Le concept d’habitus chez Norbert Elias
Dans le domaine de la sociologie, les approches de Norbert Elias et de Pierre Bourdieu ont été particulièrement marquantes. Le sociologue et philosophe culturel Norbert Elias (1897-1990) part du principe qu’il existe de fortes interdépendances entre les schémas de pensée, de sensibilité et de comportement de l’individu et les structures sociales qui l’entourent (cf. Volkmann 2013, 164). Ainsi, dans Processus de civilisation (1939), il décrit que les mœurs et les manières respectives doivent être considérées en relation avec la culture respective, un moment et une position sociale.

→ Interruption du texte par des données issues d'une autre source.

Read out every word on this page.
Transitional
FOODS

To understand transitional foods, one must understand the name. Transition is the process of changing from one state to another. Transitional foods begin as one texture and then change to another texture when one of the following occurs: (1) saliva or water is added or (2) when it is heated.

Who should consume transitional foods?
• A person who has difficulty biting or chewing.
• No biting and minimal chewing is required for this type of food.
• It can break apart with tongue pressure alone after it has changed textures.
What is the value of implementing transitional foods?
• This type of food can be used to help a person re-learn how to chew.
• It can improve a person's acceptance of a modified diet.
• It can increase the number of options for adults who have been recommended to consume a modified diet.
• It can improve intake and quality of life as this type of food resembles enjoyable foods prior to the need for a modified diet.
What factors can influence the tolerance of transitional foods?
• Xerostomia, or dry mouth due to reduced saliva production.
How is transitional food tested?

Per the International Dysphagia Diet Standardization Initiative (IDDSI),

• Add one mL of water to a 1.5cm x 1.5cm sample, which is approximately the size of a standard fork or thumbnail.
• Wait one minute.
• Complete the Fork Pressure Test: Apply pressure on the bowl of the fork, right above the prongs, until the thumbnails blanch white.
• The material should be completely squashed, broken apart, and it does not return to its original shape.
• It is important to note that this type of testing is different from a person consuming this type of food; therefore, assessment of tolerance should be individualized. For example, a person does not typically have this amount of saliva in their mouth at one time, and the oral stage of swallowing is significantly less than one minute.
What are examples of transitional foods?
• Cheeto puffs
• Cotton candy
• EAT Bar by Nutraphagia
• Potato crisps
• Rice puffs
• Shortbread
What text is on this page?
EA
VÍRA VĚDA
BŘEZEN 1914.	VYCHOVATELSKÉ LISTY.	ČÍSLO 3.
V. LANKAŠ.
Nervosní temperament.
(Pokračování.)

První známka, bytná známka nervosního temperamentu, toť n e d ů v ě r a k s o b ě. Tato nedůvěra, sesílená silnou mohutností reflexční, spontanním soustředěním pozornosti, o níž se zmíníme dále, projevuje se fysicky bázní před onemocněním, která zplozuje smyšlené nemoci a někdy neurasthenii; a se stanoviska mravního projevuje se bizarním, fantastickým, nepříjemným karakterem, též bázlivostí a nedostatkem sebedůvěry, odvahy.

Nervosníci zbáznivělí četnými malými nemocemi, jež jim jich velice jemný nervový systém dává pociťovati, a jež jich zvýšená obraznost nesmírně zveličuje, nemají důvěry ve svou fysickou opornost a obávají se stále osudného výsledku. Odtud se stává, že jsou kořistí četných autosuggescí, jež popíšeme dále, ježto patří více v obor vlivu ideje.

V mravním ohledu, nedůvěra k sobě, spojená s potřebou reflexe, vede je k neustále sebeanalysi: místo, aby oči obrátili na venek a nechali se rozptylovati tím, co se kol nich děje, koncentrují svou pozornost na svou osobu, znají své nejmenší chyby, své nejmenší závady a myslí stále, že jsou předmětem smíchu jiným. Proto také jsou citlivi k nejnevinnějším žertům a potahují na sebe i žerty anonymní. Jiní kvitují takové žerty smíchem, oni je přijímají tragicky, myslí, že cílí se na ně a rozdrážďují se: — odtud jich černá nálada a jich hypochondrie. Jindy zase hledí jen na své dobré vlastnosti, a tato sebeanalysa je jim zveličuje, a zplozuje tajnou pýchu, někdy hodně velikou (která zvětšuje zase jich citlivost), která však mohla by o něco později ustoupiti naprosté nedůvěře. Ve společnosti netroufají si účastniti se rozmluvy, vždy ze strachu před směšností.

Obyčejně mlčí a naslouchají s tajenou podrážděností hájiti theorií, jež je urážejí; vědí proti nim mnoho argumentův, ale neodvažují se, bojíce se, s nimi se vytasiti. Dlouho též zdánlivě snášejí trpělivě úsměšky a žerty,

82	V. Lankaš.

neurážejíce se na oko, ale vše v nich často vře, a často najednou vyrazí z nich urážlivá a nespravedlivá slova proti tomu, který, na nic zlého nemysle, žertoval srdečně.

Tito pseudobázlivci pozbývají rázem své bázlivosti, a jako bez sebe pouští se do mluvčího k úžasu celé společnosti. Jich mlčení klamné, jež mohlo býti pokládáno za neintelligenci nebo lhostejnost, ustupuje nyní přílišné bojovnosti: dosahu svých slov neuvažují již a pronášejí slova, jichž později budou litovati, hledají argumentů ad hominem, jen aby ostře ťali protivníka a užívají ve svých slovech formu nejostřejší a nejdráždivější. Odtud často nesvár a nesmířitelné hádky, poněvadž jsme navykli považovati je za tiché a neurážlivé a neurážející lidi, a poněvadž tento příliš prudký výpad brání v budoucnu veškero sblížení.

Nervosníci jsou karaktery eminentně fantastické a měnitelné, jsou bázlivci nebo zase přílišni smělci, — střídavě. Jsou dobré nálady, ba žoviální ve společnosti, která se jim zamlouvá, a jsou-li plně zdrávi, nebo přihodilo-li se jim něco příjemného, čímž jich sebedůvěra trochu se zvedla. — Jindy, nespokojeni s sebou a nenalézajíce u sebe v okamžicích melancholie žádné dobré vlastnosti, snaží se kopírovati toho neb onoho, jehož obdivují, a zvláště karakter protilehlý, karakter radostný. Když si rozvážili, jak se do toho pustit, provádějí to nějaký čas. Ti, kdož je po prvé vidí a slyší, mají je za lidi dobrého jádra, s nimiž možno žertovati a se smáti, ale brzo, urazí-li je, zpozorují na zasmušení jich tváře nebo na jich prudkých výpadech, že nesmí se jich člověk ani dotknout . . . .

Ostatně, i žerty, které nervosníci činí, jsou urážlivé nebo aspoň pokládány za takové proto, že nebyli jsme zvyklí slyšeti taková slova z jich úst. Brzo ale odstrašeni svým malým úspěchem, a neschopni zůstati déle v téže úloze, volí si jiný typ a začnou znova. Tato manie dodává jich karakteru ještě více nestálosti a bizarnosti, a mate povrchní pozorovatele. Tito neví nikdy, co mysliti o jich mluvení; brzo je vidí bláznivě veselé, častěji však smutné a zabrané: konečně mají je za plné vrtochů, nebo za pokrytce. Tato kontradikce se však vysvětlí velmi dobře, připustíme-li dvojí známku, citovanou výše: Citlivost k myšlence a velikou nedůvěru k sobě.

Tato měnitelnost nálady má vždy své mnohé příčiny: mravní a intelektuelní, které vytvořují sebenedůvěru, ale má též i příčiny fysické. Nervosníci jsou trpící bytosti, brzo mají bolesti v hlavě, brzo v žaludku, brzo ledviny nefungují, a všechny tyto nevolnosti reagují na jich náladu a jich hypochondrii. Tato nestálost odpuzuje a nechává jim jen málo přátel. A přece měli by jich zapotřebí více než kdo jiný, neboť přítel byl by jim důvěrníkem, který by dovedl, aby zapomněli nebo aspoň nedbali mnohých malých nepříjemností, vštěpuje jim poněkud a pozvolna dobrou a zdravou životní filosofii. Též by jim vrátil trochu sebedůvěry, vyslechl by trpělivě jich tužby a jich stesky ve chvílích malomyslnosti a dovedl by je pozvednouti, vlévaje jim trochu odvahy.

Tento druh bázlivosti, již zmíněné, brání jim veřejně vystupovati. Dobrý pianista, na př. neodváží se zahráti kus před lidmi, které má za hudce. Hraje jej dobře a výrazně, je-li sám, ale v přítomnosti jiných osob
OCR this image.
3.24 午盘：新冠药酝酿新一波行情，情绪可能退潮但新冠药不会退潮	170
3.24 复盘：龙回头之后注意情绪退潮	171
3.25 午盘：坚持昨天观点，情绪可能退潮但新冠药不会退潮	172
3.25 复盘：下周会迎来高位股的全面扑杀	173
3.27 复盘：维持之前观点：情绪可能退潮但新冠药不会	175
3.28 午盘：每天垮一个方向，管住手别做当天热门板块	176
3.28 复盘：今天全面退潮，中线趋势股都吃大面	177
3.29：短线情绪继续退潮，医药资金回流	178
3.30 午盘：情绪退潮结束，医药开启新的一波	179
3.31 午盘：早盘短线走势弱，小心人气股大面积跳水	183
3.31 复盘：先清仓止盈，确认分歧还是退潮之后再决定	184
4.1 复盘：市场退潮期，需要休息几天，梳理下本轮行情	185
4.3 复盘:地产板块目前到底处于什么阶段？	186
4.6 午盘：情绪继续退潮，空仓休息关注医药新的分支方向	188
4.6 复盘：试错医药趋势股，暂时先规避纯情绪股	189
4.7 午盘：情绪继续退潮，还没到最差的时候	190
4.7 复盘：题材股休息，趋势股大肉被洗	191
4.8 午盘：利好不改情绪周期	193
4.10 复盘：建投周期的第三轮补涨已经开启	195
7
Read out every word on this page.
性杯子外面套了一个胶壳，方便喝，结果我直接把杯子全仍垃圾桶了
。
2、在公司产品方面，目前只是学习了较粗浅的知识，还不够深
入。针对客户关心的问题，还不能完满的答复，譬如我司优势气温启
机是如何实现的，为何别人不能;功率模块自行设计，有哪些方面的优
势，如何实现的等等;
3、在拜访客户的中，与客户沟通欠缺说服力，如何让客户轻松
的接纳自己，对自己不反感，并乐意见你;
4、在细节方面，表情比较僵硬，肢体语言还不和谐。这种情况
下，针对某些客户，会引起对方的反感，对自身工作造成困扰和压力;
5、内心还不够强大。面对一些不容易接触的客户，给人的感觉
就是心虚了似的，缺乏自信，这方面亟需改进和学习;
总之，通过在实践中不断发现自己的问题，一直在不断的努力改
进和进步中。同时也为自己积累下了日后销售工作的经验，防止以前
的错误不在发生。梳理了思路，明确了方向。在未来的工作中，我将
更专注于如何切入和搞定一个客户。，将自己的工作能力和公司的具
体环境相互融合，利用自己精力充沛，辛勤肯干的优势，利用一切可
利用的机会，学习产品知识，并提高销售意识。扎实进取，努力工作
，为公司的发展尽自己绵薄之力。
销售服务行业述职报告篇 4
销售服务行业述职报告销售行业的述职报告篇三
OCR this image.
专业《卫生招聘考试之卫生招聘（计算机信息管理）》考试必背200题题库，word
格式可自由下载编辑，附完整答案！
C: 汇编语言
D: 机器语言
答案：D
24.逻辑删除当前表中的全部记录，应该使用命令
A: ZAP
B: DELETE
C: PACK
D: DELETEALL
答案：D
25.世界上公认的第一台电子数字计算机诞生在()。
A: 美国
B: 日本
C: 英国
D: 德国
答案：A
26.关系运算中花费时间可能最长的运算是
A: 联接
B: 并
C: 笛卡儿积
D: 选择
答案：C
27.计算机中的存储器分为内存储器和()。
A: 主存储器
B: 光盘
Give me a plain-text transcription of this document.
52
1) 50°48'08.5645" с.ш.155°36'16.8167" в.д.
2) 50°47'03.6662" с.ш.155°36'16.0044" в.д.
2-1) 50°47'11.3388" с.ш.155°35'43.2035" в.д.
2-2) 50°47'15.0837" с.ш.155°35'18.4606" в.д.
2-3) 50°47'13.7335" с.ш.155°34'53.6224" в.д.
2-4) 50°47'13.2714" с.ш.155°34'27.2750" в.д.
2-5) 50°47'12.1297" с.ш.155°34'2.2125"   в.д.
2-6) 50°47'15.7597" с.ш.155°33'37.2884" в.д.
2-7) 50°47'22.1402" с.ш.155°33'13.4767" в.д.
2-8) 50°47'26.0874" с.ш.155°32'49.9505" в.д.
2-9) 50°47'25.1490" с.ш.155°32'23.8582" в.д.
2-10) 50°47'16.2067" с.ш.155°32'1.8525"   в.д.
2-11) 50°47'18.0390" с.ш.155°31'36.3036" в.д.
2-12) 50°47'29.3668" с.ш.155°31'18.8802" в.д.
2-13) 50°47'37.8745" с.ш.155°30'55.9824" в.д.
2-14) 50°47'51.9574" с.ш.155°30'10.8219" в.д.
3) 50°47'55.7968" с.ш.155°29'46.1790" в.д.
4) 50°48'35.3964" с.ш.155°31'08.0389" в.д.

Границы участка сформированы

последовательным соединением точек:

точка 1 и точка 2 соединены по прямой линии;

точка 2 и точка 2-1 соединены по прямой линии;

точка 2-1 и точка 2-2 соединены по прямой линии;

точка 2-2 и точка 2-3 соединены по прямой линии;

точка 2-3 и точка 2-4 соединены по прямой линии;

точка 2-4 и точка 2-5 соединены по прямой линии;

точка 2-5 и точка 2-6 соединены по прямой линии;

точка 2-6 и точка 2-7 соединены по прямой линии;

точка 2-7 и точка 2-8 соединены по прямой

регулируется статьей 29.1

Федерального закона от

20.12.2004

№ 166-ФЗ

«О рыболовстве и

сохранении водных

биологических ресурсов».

En raison de cette dépendance, Elias attribue toujours une fonction distinctive aux coutumes spécifiques d’un groupe social. Le respect d’une certaine étiquette à table, d’un rituel de bienvenue ou la différenciation de ce qui est privé ou public ont servi à se démarquer des autres groupes sociaux. Cependant, comme les classes inférieures essaient toujours d’imiter les coutumes des classes supérieures, ces dernières doivent toujours affiner leurs conventions, ce qui déplace continuellement la limite de ce qui est socialement accepté dans le groupe en question. Selon Elias, plus les groupes sociaux ou les États s’agrandissent, plus les coutumes des différents groupes deviennent distantes.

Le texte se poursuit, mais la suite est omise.